The index plan

In order to index the CSV, we want to take two fields from each row, title and description, and turn them into suitable terms. For straightforward textual search we don’t need document values.

Because we’re dealing with free text, and because we know the whole dataset is in English, we can use stemming so that for instance searching for “sundial” and “sundials” will both match the same documents. This way people don’t need to worry too much about exactly which words to use in their query.

Finally, we want a way of separating the two fields. In Xapian this is done using term prefixes, basically by putting short strings at the beginning of terms to indicate which field the term indexes. As well as prefixed terms, we also want to generate unprefixed terms, so that as well as searching within fields you can also search for text in any field.

There are some conventional prefixes used, which is helpful if you ever need to interoperate with omega (a web-based search engine) or other compatible systems.

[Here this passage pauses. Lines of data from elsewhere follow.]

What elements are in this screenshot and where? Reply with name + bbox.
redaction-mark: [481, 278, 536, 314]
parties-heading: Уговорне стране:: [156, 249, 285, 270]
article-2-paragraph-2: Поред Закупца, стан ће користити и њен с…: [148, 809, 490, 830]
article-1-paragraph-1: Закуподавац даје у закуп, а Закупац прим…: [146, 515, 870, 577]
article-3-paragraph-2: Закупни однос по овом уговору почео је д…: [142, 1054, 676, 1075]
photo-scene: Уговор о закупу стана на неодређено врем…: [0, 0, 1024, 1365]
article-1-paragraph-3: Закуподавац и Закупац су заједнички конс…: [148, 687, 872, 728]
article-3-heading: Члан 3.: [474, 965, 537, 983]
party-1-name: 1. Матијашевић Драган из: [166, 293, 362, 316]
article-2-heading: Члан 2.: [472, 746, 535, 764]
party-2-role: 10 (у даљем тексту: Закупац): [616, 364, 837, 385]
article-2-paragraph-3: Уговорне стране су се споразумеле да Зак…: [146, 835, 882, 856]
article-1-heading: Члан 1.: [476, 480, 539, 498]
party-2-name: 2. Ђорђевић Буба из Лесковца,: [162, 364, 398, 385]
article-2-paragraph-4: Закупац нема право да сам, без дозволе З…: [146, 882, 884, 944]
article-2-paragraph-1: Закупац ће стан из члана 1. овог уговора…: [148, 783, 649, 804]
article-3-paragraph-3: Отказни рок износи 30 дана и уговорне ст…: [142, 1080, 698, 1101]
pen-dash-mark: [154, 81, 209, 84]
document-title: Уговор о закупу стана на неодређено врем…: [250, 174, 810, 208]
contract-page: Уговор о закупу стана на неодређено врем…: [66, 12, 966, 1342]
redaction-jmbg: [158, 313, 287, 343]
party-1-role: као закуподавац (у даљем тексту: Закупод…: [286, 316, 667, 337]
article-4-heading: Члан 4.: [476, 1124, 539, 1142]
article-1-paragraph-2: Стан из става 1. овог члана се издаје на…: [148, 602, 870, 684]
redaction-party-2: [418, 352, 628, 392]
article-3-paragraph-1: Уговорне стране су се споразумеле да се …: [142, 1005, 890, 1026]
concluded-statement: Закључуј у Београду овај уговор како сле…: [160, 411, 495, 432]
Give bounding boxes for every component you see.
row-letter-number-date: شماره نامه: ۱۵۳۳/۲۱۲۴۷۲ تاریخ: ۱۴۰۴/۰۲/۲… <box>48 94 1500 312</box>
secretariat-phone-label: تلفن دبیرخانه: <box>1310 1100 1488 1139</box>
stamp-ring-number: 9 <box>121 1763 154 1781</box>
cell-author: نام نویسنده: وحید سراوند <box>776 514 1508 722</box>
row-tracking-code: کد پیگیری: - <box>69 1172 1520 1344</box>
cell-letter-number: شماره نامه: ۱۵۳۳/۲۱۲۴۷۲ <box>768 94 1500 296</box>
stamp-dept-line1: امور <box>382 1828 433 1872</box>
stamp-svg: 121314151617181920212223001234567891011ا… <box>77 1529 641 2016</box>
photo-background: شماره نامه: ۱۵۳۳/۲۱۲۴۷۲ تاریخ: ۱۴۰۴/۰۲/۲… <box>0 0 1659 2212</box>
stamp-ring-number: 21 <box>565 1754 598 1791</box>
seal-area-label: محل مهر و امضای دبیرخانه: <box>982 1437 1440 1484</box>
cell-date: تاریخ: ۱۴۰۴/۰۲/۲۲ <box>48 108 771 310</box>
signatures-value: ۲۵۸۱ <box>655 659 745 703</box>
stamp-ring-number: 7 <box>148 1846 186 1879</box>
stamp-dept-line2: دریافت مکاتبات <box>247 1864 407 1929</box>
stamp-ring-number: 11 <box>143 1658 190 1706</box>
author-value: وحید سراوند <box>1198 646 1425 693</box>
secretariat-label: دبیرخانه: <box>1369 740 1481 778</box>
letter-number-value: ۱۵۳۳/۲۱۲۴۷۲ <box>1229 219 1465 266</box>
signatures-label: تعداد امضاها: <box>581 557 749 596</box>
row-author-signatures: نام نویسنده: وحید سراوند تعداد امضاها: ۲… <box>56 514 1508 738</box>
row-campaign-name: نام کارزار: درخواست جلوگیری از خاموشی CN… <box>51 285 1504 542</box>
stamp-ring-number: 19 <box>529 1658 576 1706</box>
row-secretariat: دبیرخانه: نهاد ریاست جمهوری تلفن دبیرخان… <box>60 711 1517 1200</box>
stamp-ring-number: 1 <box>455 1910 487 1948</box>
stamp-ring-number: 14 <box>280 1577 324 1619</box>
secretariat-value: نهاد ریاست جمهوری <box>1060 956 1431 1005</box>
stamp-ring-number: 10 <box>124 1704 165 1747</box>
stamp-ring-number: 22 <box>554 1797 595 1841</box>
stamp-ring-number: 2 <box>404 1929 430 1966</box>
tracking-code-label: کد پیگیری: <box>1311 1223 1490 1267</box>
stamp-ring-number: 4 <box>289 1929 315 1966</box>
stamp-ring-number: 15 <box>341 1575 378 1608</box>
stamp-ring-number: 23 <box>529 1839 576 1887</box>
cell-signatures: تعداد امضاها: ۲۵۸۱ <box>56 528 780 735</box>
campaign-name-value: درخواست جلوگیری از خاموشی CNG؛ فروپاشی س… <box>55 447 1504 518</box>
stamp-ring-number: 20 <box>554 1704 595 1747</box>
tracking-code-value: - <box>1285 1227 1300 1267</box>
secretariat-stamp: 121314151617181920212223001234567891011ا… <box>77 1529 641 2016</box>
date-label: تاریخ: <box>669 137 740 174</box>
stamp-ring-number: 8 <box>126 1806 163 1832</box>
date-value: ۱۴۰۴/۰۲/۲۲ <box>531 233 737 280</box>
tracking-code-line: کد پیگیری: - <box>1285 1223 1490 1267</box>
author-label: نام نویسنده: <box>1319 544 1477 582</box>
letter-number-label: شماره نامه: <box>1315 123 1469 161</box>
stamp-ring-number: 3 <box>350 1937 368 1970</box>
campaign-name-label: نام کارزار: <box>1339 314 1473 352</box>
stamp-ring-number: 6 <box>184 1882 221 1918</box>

From this, we’ll use ‘S’ to prefix title (it stands for ‘subject’), and for description we’ll use ‘XD’. A full list of conventional prefixes is given at the top of the omega documentation on termprefixes.

When you’re indexing multiple fields like this, the term positions used for each field when indexed unprefixed need to be kept apart. Say you have a title of “The Saints”, and description “Don’t like rabbits? Keep reading.” If you index those fields without a gap, the phrase search “Saints don’t like rabbits” will match, where it really shouldn’t. Usually a gap of 100 between each field is enough.

To write to a database, we use the WritableDatabase class, which allows us to create, update or overwrite a database.

To create terms, we use Xapian’s TermGenerator, a built-in class to make turning free text into terms easier. It will split into words, apply stemming, and then add term prefixes as needed. It can also take care of term positions, including the gap between different fields.